In his time, Han Gan was considered one of the leading artists of China. Originally from a poor family, Han Gan was working in a wine shop in the capital Chang'an when his artistic talent was spotted by the painter and poet Wang Wei, and he became an artist at the imperial court. He was famous for being able capture the character of a horse as well as its physical appearance. European art historians often note the conventionality of the drawings of Han Gan and other representatives of Chinese painting and see this as a significant difference in Chinese animalistics from works depicting animals created by European artists.

By order of Emperor Xuanzong, Han Gan created a series of "portraits" of famous horses, and this work may originally have been just one of a series of paintings. Many of the original paintings have not survived, but they are known through copies made in subsequent centuries.

The work is an example of bai hua or "white painting", a monochrome work created using a brush and black ink, with economy of line and some simple shading but no colours. The composition is based on earlier works of Chinese art, but despite its limited materials, "Night-Shining White" does not lose its spirituality and restless energy. The painting shows Han Gan's close observation of the subject: in conversation with the Emperor, Han Gan claimed that the horses in the stables were his teachers of painting.

The animals depicted in traditional Chinese painting are usually not as anatomically precise as those found in Western paintings, and "Night-Shining White" is not an entirely realistic portrait. The horse is depicted with characteristic features of the fiery-tempered horse of Chinese mythology, indicative of a dragon in disguise as a celestial steed: large burning eyes, flaring nostrils and dancing hoofs. It proportions are somewhat exaggerated, with short and very thin legs and a very round body. Han Gan gave the horse some human features, with eyes are turned to the viewer that seem to appeal to compassion and help.
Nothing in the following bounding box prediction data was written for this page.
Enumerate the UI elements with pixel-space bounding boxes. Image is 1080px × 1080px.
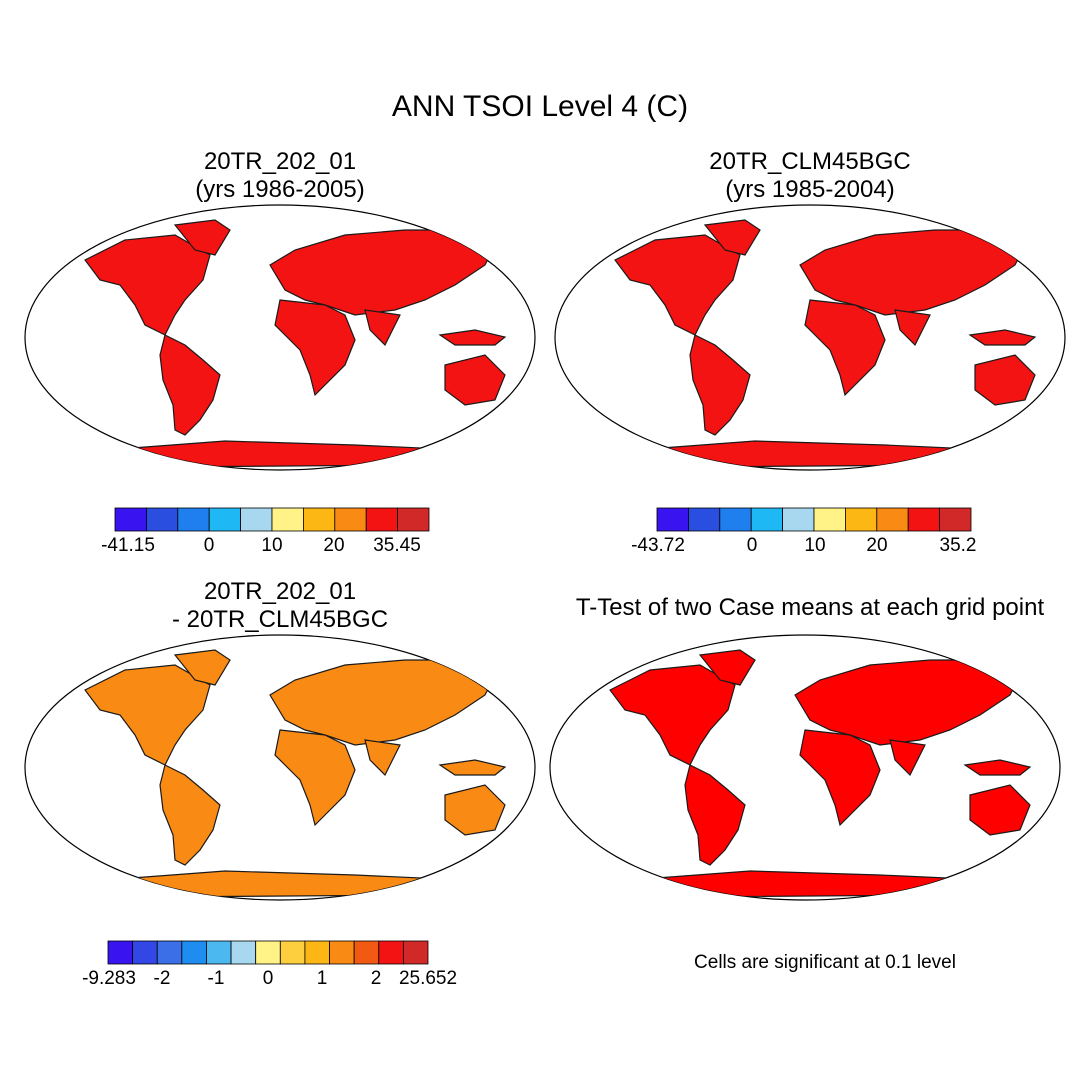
colorbar-difference — [107, 940, 429, 965]
colorbar-tick-label: 0 — [203, 535, 215, 556]
colorbar-swatch — [656, 507, 689, 532]
colorbar-tick-label: -43.72 — [631, 535, 685, 556]
colorbar-swatch — [181, 940, 207, 965]
colorbar-tick-label: 0 — [746, 535, 758, 556]
colorbar-swatch — [782, 507, 815, 532]
panel-title-case2: 20TR_CLM45BGC (yrs 1985-2004) — [600, 148, 1020, 204]
colorbar-swatch — [107, 940, 134, 965]
colorbar-tick-label: 2 — [370, 968, 382, 989]
colorbar-swatch — [334, 507, 367, 532]
colorbar-swatch — [206, 940, 232, 965]
colorbar-swatch — [876, 507, 909, 532]
colorbar-swatch — [845, 507, 878, 532]
colorbar-swatch — [279, 940, 306, 965]
colorbar-swatch — [378, 940, 404, 965]
colorbar-swatch — [271, 507, 304, 532]
colorbar-tick-label: 1 — [316, 968, 328, 989]
map-case1 — [24, 204, 536, 471]
colorbar-tick-label: 10 — [261, 535, 283, 556]
colorbar-case2 — [656, 507, 972, 532]
colorbar-swatch — [208, 507, 241, 532]
colorbar-swatch — [230, 940, 257, 965]
colorbar-tick-label: -9.283 — [82, 968, 136, 989]
colorbar-swatch — [145, 507, 179, 532]
colorbar-tick-label: -1 — [207, 968, 225, 989]
map-difference — [24, 634, 536, 901]
colorbar-case1 — [114, 507, 430, 532]
colorbar-swatch — [907, 507, 941, 532]
colorbar-tick-label: -2 — [153, 968, 171, 989]
colorbar-swatch — [813, 507, 846, 532]
colorbar-tick-label: 0 — [262, 968, 274, 989]
colorbar-swatch — [719, 507, 752, 532]
panel-title-difference: 20TR_202_01 - 20TR_CLM45BGC — [70, 578, 490, 634]
colorbar-swatch — [156, 940, 183, 965]
map-ttest — [549, 634, 1061, 901]
colorbar-swatch — [402, 940, 429, 965]
figure-title: ANN TSOI Level 4 (C) — [391, 90, 689, 123]
colorbar-swatch — [397, 507, 430, 532]
colorbar-swatch — [304, 940, 330, 965]
map-case2 — [554, 204, 1066, 471]
panel-title-ttest: T-Test of two Case means at each grid po… — [540, 594, 1080, 622]
panel-title-case1-line1: 20TR_202_01 — [203, 148, 357, 175]
panel-title-difference-line1: 20TR_202_01 — [203, 578, 357, 605]
colorbar-swatch — [688, 507, 721, 532]
colorbar-tick-label: 35.45 — [373, 535, 421, 556]
colorbar-swatch — [132, 940, 158, 965]
colorbar-swatch — [114, 507, 147, 532]
panel-title-case1-line2: (yrs 1986-2005) — [195, 176, 365, 203]
significance-note: Cells are significant at 0.1 level — [694, 952, 956, 973]
colorbar-swatch — [240, 507, 273, 532]
colorbar-swatch — [750, 507, 784, 532]
panel-title-difference-line2: - 20TR_CLM45BGC — [171, 606, 389, 633]
panel-title-case2-line1: 20TR_CLM45BGC — [709, 148, 911, 175]
panel-title-case2-line2: (yrs 1985-2004) — [725, 176, 895, 203]
colorbar-tick-label: 20 — [323, 535, 345, 556]
colorbar-tick-label: 10 — [804, 535, 826, 556]
colorbar-tick-label: -41.15 — [101, 535, 155, 556]
panel-title-ttest-line1: T-Test of two Case means at each grid po… — [575, 594, 1045, 621]
colorbar-tick-label: 25.652 — [398, 968, 458, 989]
colorbar-swatch — [177, 507, 210, 532]
colorbar-swatch — [939, 507, 972, 532]
colorbar-swatch — [255, 940, 281, 965]
colorbar-tick-label: 35.2 — [939, 535, 977, 556]
colorbar-swatch — [353, 940, 380, 965]
colorbar-swatch — [302, 507, 336, 532]
colorbar-swatch — [365, 507, 399, 532]
colorbar-tick-label: 20 — [866, 535, 888, 556]
colorbar-swatch — [329, 940, 355, 965]
panel-title-case1: 20TR_202_01 (yrs 1986-2005) — [70, 148, 490, 204]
The work was later interpreted as an emblem of Chinese military strength and imperial power, but with undertones of peril: Emperor Xuanzong was distracted by his infatuation with a concubine, neglected his duties, and was deposed.

The work is not signed by the artist, but it bear numerous inscriptions, seals and signatures from its subsequent owners—including the seals of the Southern Tang emperor Li Yu, the Song theorist Mi Fu, and the Qianlong Emperor—show that it passed through the hands of many collectors over the following 1,200 years. The original drawing some 12 in square was later mounted on a 20 ft long handscroll to provide sufficient space for the seals and inscriptions.

It later came into the collection of Sir Percival David, and was bought by the Metropolitan Museum in 1977, funded by the Dillon Fund.